In the southeastern part of the island is Hagar Qim, the Stonehenge of Malta. This ancient temple consists of two main sites constructed with giant stones. We wandered around the site which is surprisingly well-preserved. We also watched the short 4D movie in the Visitors Center which traces the construction and eventual excavation of Hagar Qim in 1839. Pay admission is required.


Just down from Hagar Qim is the Blue Grotto, a natural sea inlet with bluer-than-blue crystal clear water (hence the name) and lots of seafood restaurants. We parked, walked to the water, took some pictures, and enjoyed the sea air.

Much closer to the city center are the Tarxien Temples, another ancient religious site constructed circa 3150 BC. The temples are surrounded by a raised walkway making views and pictures more three-dimensional. Similar to Hagar Qim, you have the opportunity to walk through the structures for a close-up of the chambers and even see a few wall drawings. Parking is street parking. Pay admission is required.


Malta is also home to a large aquarium and Popeye’s Village, the refurbished set from the 1980’s Robin Williams cult classic movie musical. While the island is relatively small, we opted to do only one or two big items per day, so we never made it to these destinations. Malta also has casinos around St. Julian’s, a city just outside of Valletta where many larger hotels and resorts are located.

Malta’s food scene is primarily seafood with Italian influences. We ate around Senglea at nicely appointed restaurants with friendly staff. Most Maltese speak English, and menus are in English too. We found the food simple but really fresh. On our last night, though, we wanted to return to the place we enjoyed the first night, but they had shut down for their winter holiday earlier that afternoon. While we didn’t notice many stores and shops closed, off-season travelers may find a few places closed for an owner’s seasonal vacation.

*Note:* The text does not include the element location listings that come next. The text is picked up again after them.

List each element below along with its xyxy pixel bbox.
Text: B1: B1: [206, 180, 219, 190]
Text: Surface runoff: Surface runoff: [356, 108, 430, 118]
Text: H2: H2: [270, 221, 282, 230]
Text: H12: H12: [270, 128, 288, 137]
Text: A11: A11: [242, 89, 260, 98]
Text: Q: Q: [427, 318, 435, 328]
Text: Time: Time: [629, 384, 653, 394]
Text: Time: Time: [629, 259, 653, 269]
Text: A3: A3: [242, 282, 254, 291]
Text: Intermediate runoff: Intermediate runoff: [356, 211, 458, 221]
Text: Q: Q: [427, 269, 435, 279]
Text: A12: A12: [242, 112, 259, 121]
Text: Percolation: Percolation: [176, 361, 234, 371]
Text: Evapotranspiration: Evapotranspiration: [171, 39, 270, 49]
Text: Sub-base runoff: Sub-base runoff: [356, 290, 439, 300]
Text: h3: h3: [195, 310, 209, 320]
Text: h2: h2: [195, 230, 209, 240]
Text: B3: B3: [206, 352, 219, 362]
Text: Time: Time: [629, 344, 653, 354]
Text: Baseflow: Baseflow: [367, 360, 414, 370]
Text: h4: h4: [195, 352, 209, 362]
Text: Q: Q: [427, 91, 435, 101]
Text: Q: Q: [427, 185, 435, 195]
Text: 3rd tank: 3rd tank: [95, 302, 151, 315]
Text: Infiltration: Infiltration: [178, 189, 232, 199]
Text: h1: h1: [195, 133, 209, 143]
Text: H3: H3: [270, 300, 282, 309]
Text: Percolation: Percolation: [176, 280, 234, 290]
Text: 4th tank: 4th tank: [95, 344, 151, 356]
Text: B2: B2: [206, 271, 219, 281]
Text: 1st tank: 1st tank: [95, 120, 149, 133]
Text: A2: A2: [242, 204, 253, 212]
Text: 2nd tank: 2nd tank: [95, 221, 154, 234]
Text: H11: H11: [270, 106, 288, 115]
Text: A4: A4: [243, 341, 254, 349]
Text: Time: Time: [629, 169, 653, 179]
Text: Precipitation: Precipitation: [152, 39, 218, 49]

Malta is on the euro making it easy for those of us stationed in Germany who already carry that currency. Malta is also part of the Schengen zone, part of the open borders/no immigration group of European counties. Both items made Malta a pretty attractive vacation spot.

In sum, we were happy to have made the trip to Malta. We wanted to see the ancient ruins, visit some GoT sites, and go to a place in Europe off the beaten path.

I recommend a visit.

Happy travels!



Posted by glenn | 3 Comments

3 responses to “Trip Report – Malta”

  1. Lara S. says:

    Did y’all go to the glass blowing shops near Mdina? They are in Quonset huts in a sort of village. The glass items are not as pretty as in Venice but very cool to see it all made up close. I am happy to see that ten years after my last trip Malta is still holding up well!

  2. Albert G says:

    Hi, Lara. We did managed to see lots of artisan shops while in Mdina. While I specifically remember “The Maltese Falcon” shop (Ha!) and seeing some blown glass, I don’t remember a village per say.

    We really enjoyed Malta. Actually, we had visited Croatia in November, and we found Malta to have more to offer in Mdina, Valletta, and the historical sites.

    Thanks for the comment and for reading!


  3. Albert G says:

    Hi, Lara,

    Thanks for the reading.

    I don’t specifically remember the village, but we did pop into a few glass blowing places.
    One souvenir place, The Maltese Falcon (ha!) had some cool stuff, too.

    We really liked Mdina. In fact, all of Malta was, for us, a better destination than Croatia, which we visited in November. (Stay tunes for an AAR on that trip!)